Pues no, por supuesto. Durante la noche las pesadillas se sucedieron una detrás de la otra. Sueños en los que yo volvía a consumir y en los que la recaída me catapultaba a un maldito loquero donde me ataban y me humillaban. No faltaron en el sueño sangrados de nariz y humillaciones sexuales. Una combinación que se suele dar en la vida de cualquier drogadicto. Como imaginaréis, cuando me levanté era lo más parecido a un espantapájaros: espalda rígida, mirada envuelta de locura y desánimo máximo. Os juro que hasta ese día no había vuelto a pensar en la sensación de la cocaína entrando por mi nariz, ni en el picor, ni en el sabor amargo, y todo por el maldito olor del escritorio recién restaurado.

Pensaréis que exagero. Y, sí, ya sé que los de Addiction Biology el año pasado publicaron un artículo sobre que la cocaína provoca alteraciones cerebrales, pero, oye, que mi materia gris está (quiero pensar) bastante intacta. Mirad, a lo largo de estos años, con motivo de mi trabajo, he navegado por vídeos y webs donde he visto cómo distintos individuos esnifan cocaína, el que más me “movió” fue el que pongo a continuación (si eres adicto en rehabilitación, abstente). Algunas veces he visto a personas esnifando en la ficción y otras en documentales muy duros, sin embargo, nunca durante estos diez años que llevo sin consumir, había tenido unos flashbacks tan intensos ni había vuelto a experimentar el maldito craving. Pavlov tendría mucho que decir sobre esto ¿verdad? ¿Cómo es posible que un olor tenga la capacidad de poner patas arriba una abstinencia sosegada?

Pues bien, hay muchos estudios que exploran el estímulo condicionado en el caso de individuos adictos a las drogas (aquí os dejo uno extraordinario sobre el papel del cerebelo en la adicción a la cocaína), y la mayoría coinciden en que el adicto que quiera recuperarse tendrá que evitar los lugares en los que consumió, los rituales que asoció al consumo (en esta charla hablé un poco sobre esta cuestión) y a las personas con las que compartió los episodios de drogas. «¡Eso no es difícil!», pensaréis.

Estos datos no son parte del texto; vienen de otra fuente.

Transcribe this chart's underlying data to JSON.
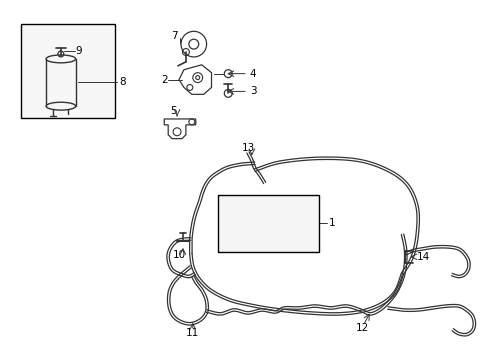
{
  "bg_color": "#ffffff",
  "lc": "#333333",
  "figsize": [
    4.89,
    3.6
  ],
  "dpi": 100
}
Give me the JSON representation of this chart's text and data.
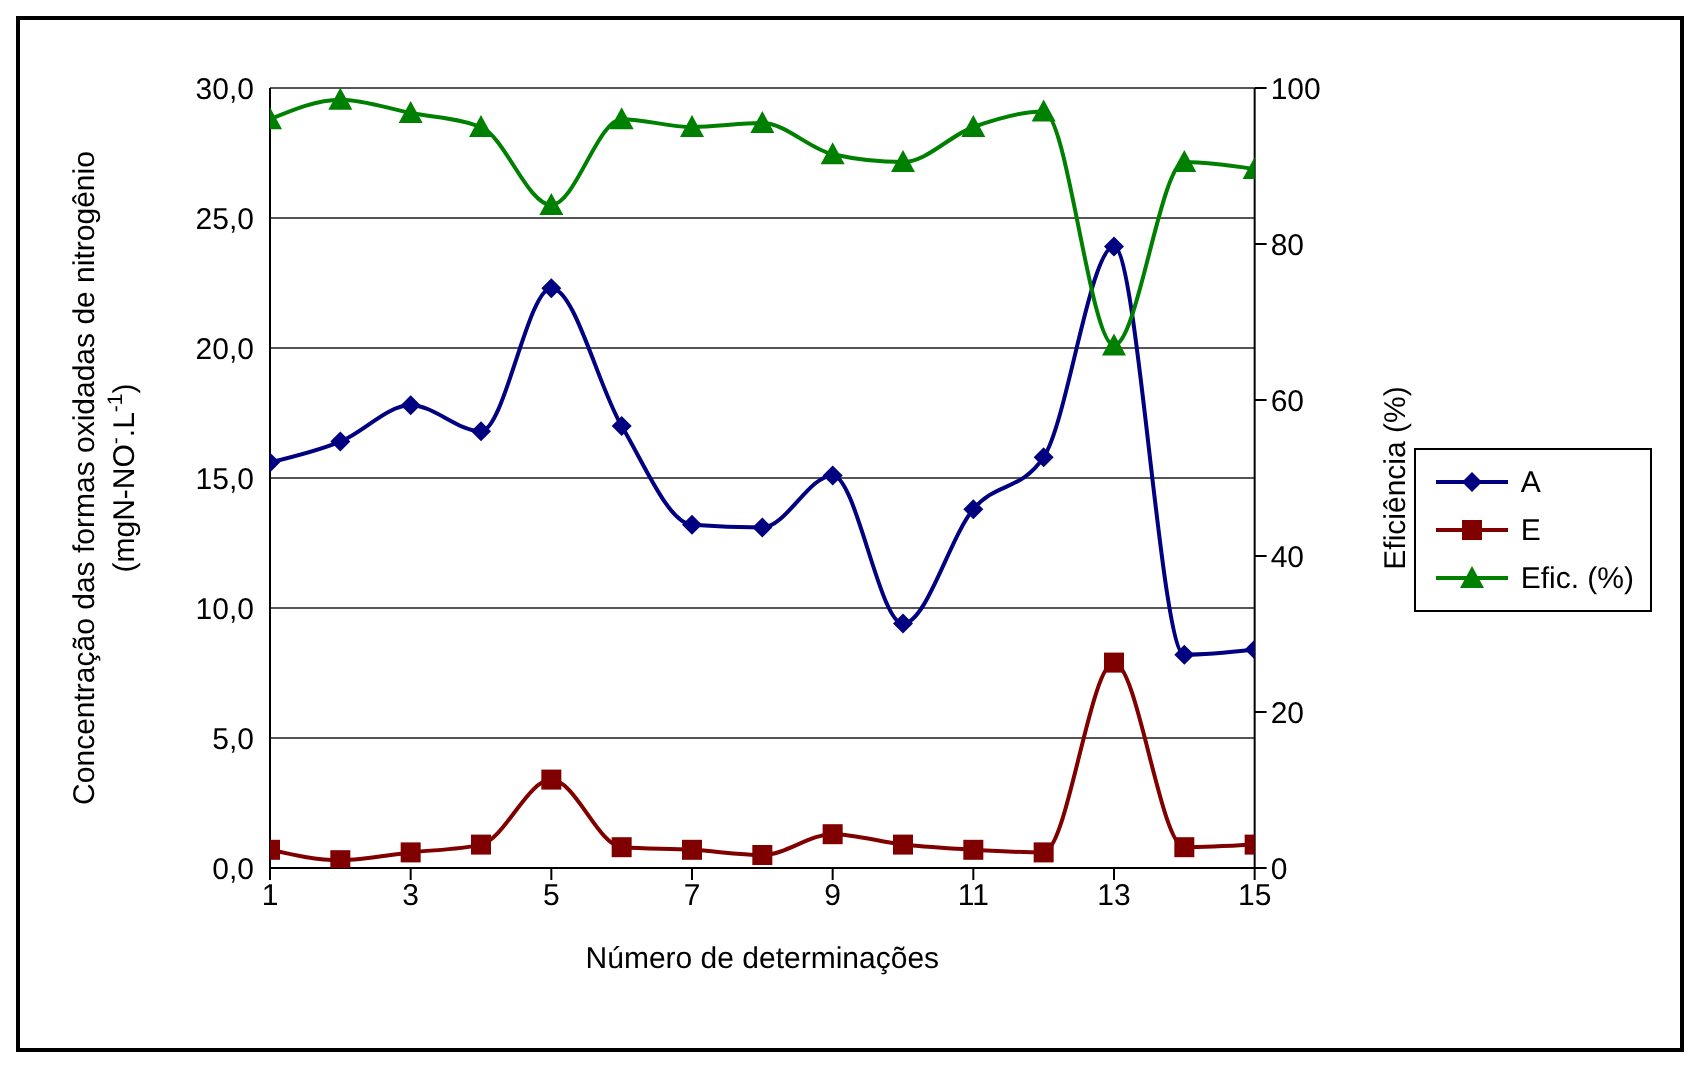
{
  "chart_data": {
    "type": "line",
    "xlabel": "Número de determinações",
    "ylabel": "Concentração das formas oxidadas de nitrogênio (mgN-NO$^{-}$.L$^{-1}$)",
    "y2label": "Eficiência (%)",
    "x": [
      1,
      2,
      3,
      4,
      5,
      6,
      7,
      8,
      9,
      10,
      11,
      12,
      13,
      14,
      15
    ],
    "xlim": [
      1,
      15
    ],
    "xticks": [
      1,
      3,
      5,
      7,
      9,
      11,
      13,
      15
    ],
    "ylim": [
      0,
      30
    ],
    "yticks": [
      {
        "value": 0,
        "label": "0,0"
      },
      {
        "value": 5,
        "label": "5,0"
      },
      {
        "value": 10,
        "label": "10,0"
      },
      {
        "value": 15,
        "label": "15,0"
      },
      {
        "value": 20,
        "label": "20,0"
      },
      {
        "value": 25,
        "label": "25,0"
      },
      {
        "value": 30,
        "label": "30,0"
      }
    ],
    "y2lim": [
      0,
      100
    ],
    "y2ticks": [
      0,
      20,
      40,
      60,
      80,
      100
    ],
    "grid": "y",
    "legend": "right",
    "series": [
      {
        "name": "A",
        "color": "#000080",
        "marker": "diamond",
        "values": [
          15.6,
          16.4,
          17.8,
          16.8,
          22.3,
          17.0,
          13.2,
          13.1,
          15.1,
          9.4,
          13.8,
          15.8,
          23.9,
          8.2,
          8.4
        ]
      },
      {
        "name": "E",
        "color": "#800000",
        "marker": "square",
        "values": [
          0.7,
          0.3,
          0.6,
          0.9,
          3.4,
          0.8,
          0.7,
          0.5,
          1.3,
          0.9,
          0.7,
          0.6,
          7.9,
          0.8,
          0.9
        ]
      },
      {
        "name": "Efic. (%)",
        "color": "#008000",
        "marker": "triangle",
        "axis": "y2",
        "values": [
          96,
          98.5,
          96.8,
          95,
          85,
          96,
          95,
          95.5,
          91.5,
          90.5,
          95,
          97,
          67,
          90.5,
          89.6
        ]
      }
    ]
  }
}
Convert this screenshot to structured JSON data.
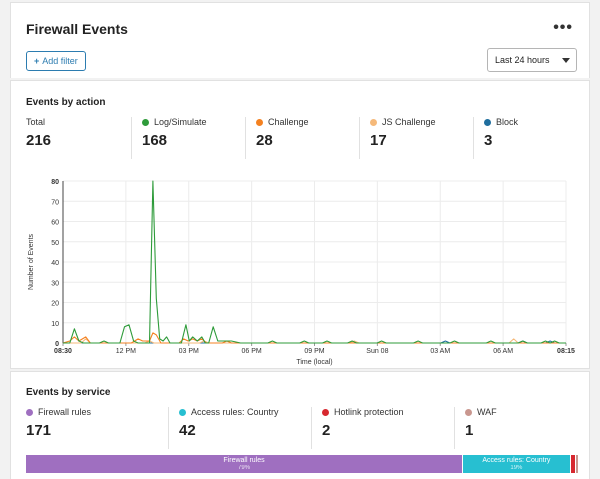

Pues bueno, algo sí, tened en cuenta que una persona adicta ha consumido en todos los lugares imaginables y probablemente, durante los últimos años, solo se haya relacionado con gente que también lo hacía. Así que ¡tachán! tiene que cambiar toda su maldita vida y costumbres. Difícil pero no imposible. Quizá en unos años el equipo de la doctora Shernaz Bamji avance en su último descubrimiento y podamos manipular algunos de nuestros genes para que produzcan un extra de cadherina y nos proteja de la adicción a la coca (a día de hoy un sueño, solo se ha probado con ratones).

Por el momento, lo único que nos queda a los adictos rehabilitados es protegernos de estímulos como el que tengo aireándose en el recibidor.